Por muitos séculos, se pensarmos nos bancos; ou por milênios, se pensarmos nos governos, é nítido que certas instituições e empresas estiveram sob controle disso tudo desde sempre. Se enviar US$ 50 do Brasil ao Japão é um ato de bravura por parte de quem envia e um grande exercício de paciência para quem recebe, em boa medida isso se deve a dois fatores: burocracia e obsolescência tecnológica. Quanto aos fatores técnicos, é possível dizer de forma categórica que, desde o lançamento e a consolidação do bitcoin, não se trata mais de um impeditivo para inúmeros casos de uso (como remessas internacionais). Embora, claro, o bitcoin ainda tenha muito a melhorar à medida que atualizações são lançadas e a adoção por novos usuários segue crescendo vertiginosamente.

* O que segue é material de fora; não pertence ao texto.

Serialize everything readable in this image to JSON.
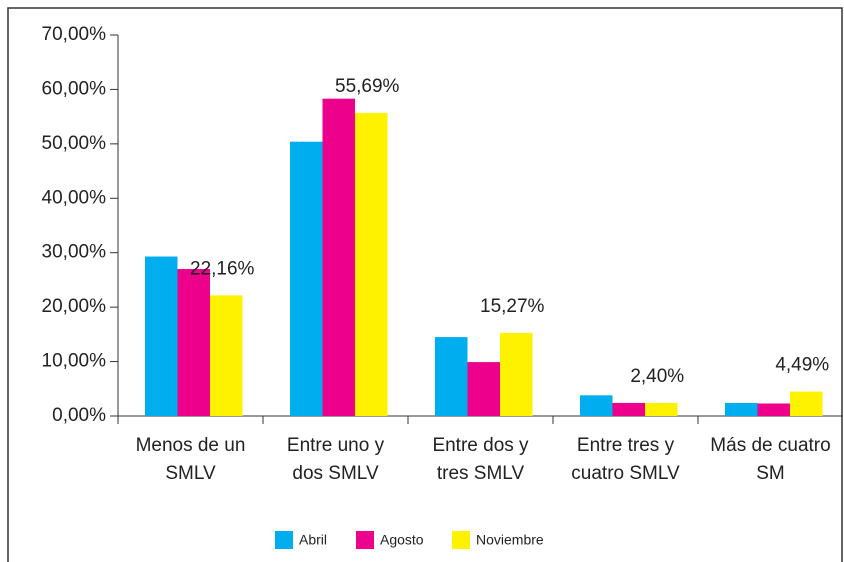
{
  "chart_data": {
    "type": "bar",
    "categories": [
      [
        "Menos de un",
        "SMLV"
      ],
      [
        "Entre uno y",
        "dos SMLV"
      ],
      [
        "Entre dos y",
        "tres SMLV"
      ],
      [
        "Entre tres y",
        "cuatro SMLV"
      ],
      [
        "Más de cuatro",
        "SM"
      ]
    ],
    "series": [
      {
        "name": "Abril",
        "color": "#00aeef",
        "values": [
          29.3,
          50.4,
          14.5,
          3.8,
          2.4
        ]
      },
      {
        "name": "Agosto",
        "color": "#ec008c",
        "values": [
          27.0,
          58.3,
          9.9,
          2.4,
          2.3
        ]
      },
      {
        "name": "Noviembre",
        "color": "#fff200",
        "values": [
          22.16,
          55.69,
          15.27,
          2.4,
          4.49
        ],
        "value_labels": [
          "22,16%",
          "55,69%",
          "15,27%",
          "2,40%",
          "4,49%"
        ]
      }
    ],
    "ylim": [
      0,
      70
    ],
    "yticks": [
      {
        "value": 0,
        "label": "0,00%"
      },
      {
        "value": 10,
        "label": "10,00%"
      },
      {
        "value": 20,
        "label": "20,00%"
      },
      {
        "value": 30,
        "label": "30,00%"
      },
      {
        "value": 40,
        "label": "40,00%"
      },
      {
        "value": 50,
        "label": "50,00%"
      },
      {
        "value": 60,
        "label": "60,00%"
      },
      {
        "value": 70,
        "label": "70,00%"
      }
    ],
    "legend": "bottom"
  }
}
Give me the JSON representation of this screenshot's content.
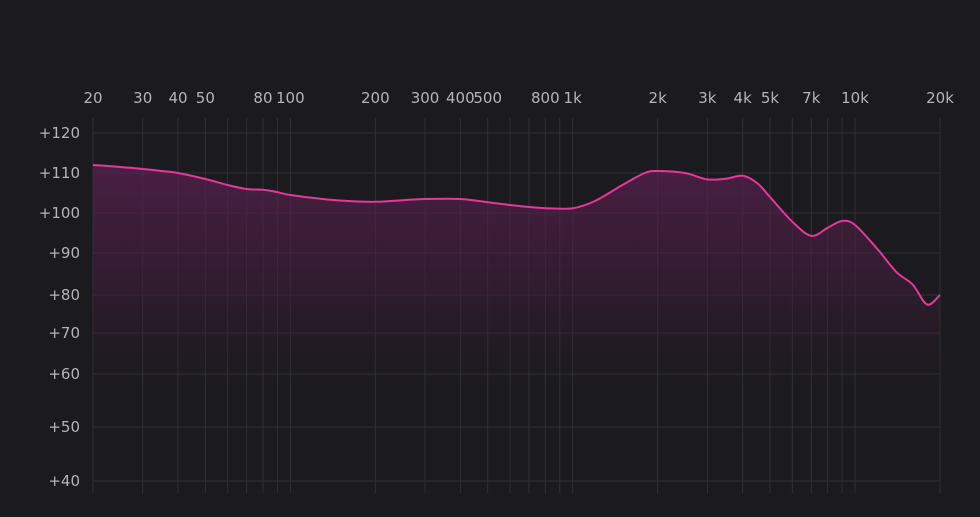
{
  "chart_data": {
    "type": "line",
    "title": "",
    "xlabel": "",
    "ylabel": "",
    "x_scale": "log",
    "xlim": [
      20,
      20000
    ],
    "ylim": [
      40,
      120
    ],
    "grid": true,
    "x_tick_values": [
      20,
      30,
      40,
      50,
      80,
      100,
      200,
      300,
      400,
      500,
      800,
      1000,
      2000,
      3000,
      4000,
      5000,
      7000,
      10000,
      20000
    ],
    "x_tick_labels": [
      "20",
      "30",
      "40",
      "50",
      "80",
      "100",
      "200",
      "300",
      "400",
      "500",
      "800",
      "1k",
      "2k",
      "3k",
      "4k",
      "5k",
      "7k",
      "10k",
      "20k"
    ],
    "x_minor_grid": [
      60,
      70,
      90,
      600,
      700,
      900,
      6000,
      8000,
      9000
    ],
    "y_tick_values": [
      120,
      110,
      100,
      90,
      80,
      70,
      60,
      50,
      40
    ],
    "y_tick_labels": [
      "+120",
      "+110",
      "+100",
      "+90",
      "+80",
      "+70",
      "+60",
      "+50",
      "+40"
    ],
    "line_color": "#e6379b",
    "fill_color": "#5a2050",
    "background": "#1b1b1f",
    "series": [
      {
        "x": [
          20,
          25,
          30,
          35,
          40,
          50,
          60,
          70,
          80,
          90,
          100,
          130,
          160,
          200,
          250,
          300,
          400,
          500,
          600,
          700,
          800,
          1000,
          1200,
          1500,
          1800,
          2000,
          2500,
          3000,
          3500,
          4000,
          4500,
          5000,
          6000,
          7000,
          8000,
          9000,
          10000,
          12000,
          14000,
          16000,
          18000,
          20000
        ],
        "y": [
          112,
          111.5,
          111,
          110.5,
          110,
          108.5,
          107,
          106,
          105.8,
          105.2,
          104.5,
          103.5,
          103,
          102.8,
          103.2,
          103.5,
          103.5,
          102.7,
          102,
          101.5,
          101.2,
          101.2,
          103,
          107,
          110,
          110.5,
          110,
          108.4,
          108.6,
          109.3,
          107.5,
          104,
          97.8,
          94.3,
          96.3,
          98,
          97,
          91,
          85.5,
          82.5,
          77.5,
          80
        ]
      }
    ]
  }
}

Quanto à burocracia que ainda paira sobre as mais variadas formas tradicionais de pagamento, por que acreditar que, sob a bênção de uma anônima e enigmática figura (Satoshi Nakamoto), uma legião de geeks, libertários, startups, curiosos e usuários comuns conseguiria mudar o jogo tão facilmente? Afinal, se a burocracia é cara, há alguém ganhando dinheiro com ela. E esses antigos incumbentes não necessariamente estão felizes com a situação. Ou, para ser mais claro: eles definitivamente não estão nada satisfeitos em ter de abrir mão da lucratividade de seus negócios ou do poder que adquiriram intermediando transações ou até mesmo com a própria emissão do dinheiro que utilizamos rotineiramente.

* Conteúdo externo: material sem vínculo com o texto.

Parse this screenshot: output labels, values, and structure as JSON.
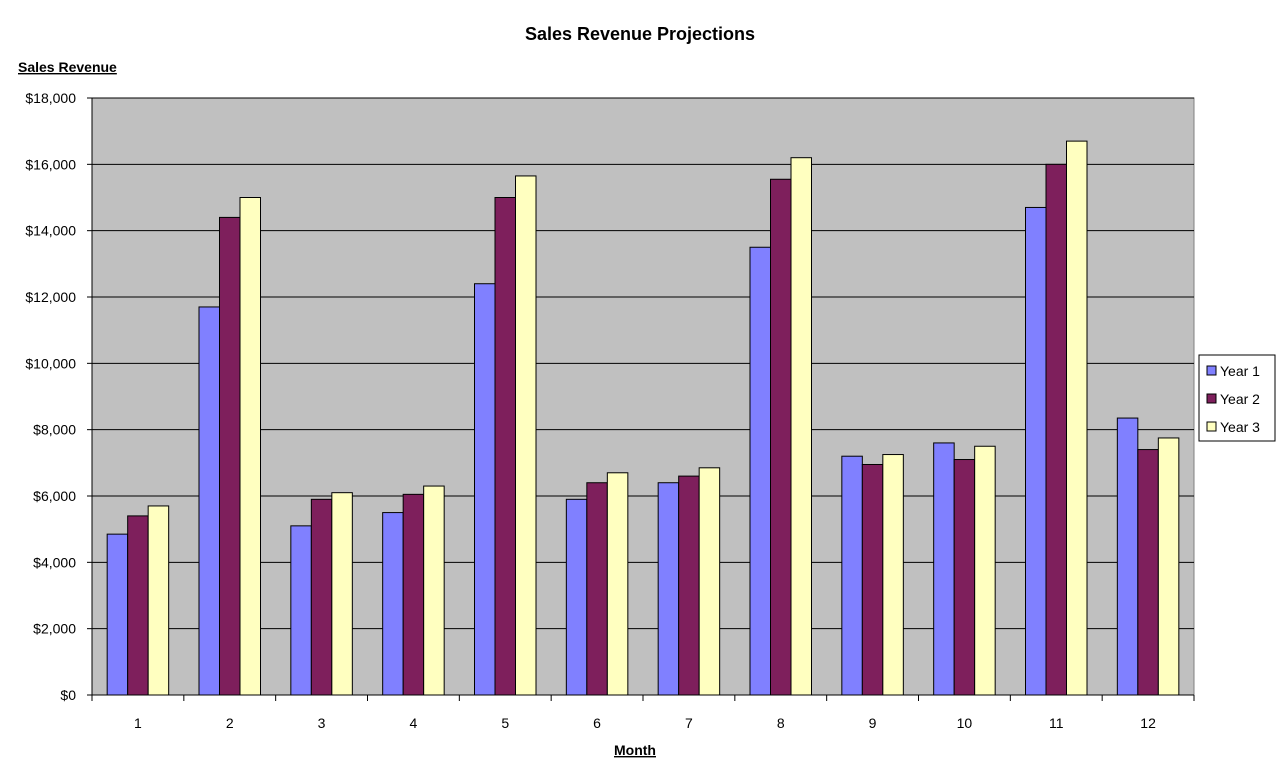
{
  "chart_data": {
    "type": "bar",
    "title": "Sales Revenue Projections",
    "ylabel": "Sales Revenue",
    "xlabel": "Month",
    "categories": [
      "1",
      "2",
      "3",
      "4",
      "5",
      "6",
      "7",
      "8",
      "9",
      "10",
      "11",
      "12"
    ],
    "series": [
      {
        "name": "Year 1",
        "color": "#8080ff",
        "values": [
          4850,
          11700,
          5100,
          5500,
          12400,
          5900,
          6400,
          13500,
          7200,
          7600,
          14700,
          8350
        ]
      },
      {
        "name": "Year 2",
        "color": "#7e1f5c",
        "values": [
          5400,
          14400,
          5900,
          6050,
          15000,
          6400,
          6600,
          15550,
          6950,
          7100,
          16000,
          7400
        ]
      },
      {
        "name": "Year 3",
        "color": "#ffffc0",
        "values": [
          5700,
          15000,
          6100,
          6300,
          15650,
          6700,
          6850,
          16200,
          7250,
          7500,
          16700,
          7750
        ]
      }
    ],
    "ylim": [
      0,
      18000
    ],
    "yticks": [
      0,
      2000,
      4000,
      6000,
      8000,
      10000,
      12000,
      14000,
      16000,
      18000
    ],
    "ytick_labels": [
      "$0",
      "$2,000",
      "$4,000",
      "$6,000",
      "$8,000",
      "$10,000",
      "$12,000",
      "$14,000",
      "$16,000",
      "$18,000"
    ],
    "grid": true,
    "plot_background": "#c0c0c0",
    "legend_position": "right"
  }
}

Pressões corporativas e agentes do Estado querem coibir ou atravancar o avanço do bitcoin

Movimentos de combate à natureza colaborativa e descentralizada do bitcoin têm vindo de todos os lados. Um encontro corporativo a portas fechadas alega ter celebrado o “Acordo de Nova York”, o qual selaria o interesse das partes interessadas em lançar no protocolo bitcoin uma atualização que faria com que a rede fosse capaz de processar mais transações. No entanto, embora soe interessante à primeira vista, uma parcela importante desse “acordo” não foi consultada: os usuários.

Existentes às dezenas de milhões em todo o mundo e às centenas de milhares no Brasil, são os clientes, e não um punhado de empresas ou meia dúzia de grandes mineradores, os responsáveis pelo sucesso estrondoso e pela alta vertiginosa em preço que o bitcoin testemunhou principalmente ao longo dos últimos quatro anos. Essas empresas e mineradoras, embora tenham imprescindível papel no ecossistema, na adoção e na segurança da tecnologia, não podem esquecer de atender aos anseios de quem é realmente soberano nessa história: os clientes, os usuários comuns. São eles os responsáveis pela descentralização e pela imutabilidade das transações em bitcoin que, afinal, são o grande motor de seu valor, combinadas aos menores custos e prazos, e ao fato de ninguém precisar fornecer dados pessoais para usar bitcoins.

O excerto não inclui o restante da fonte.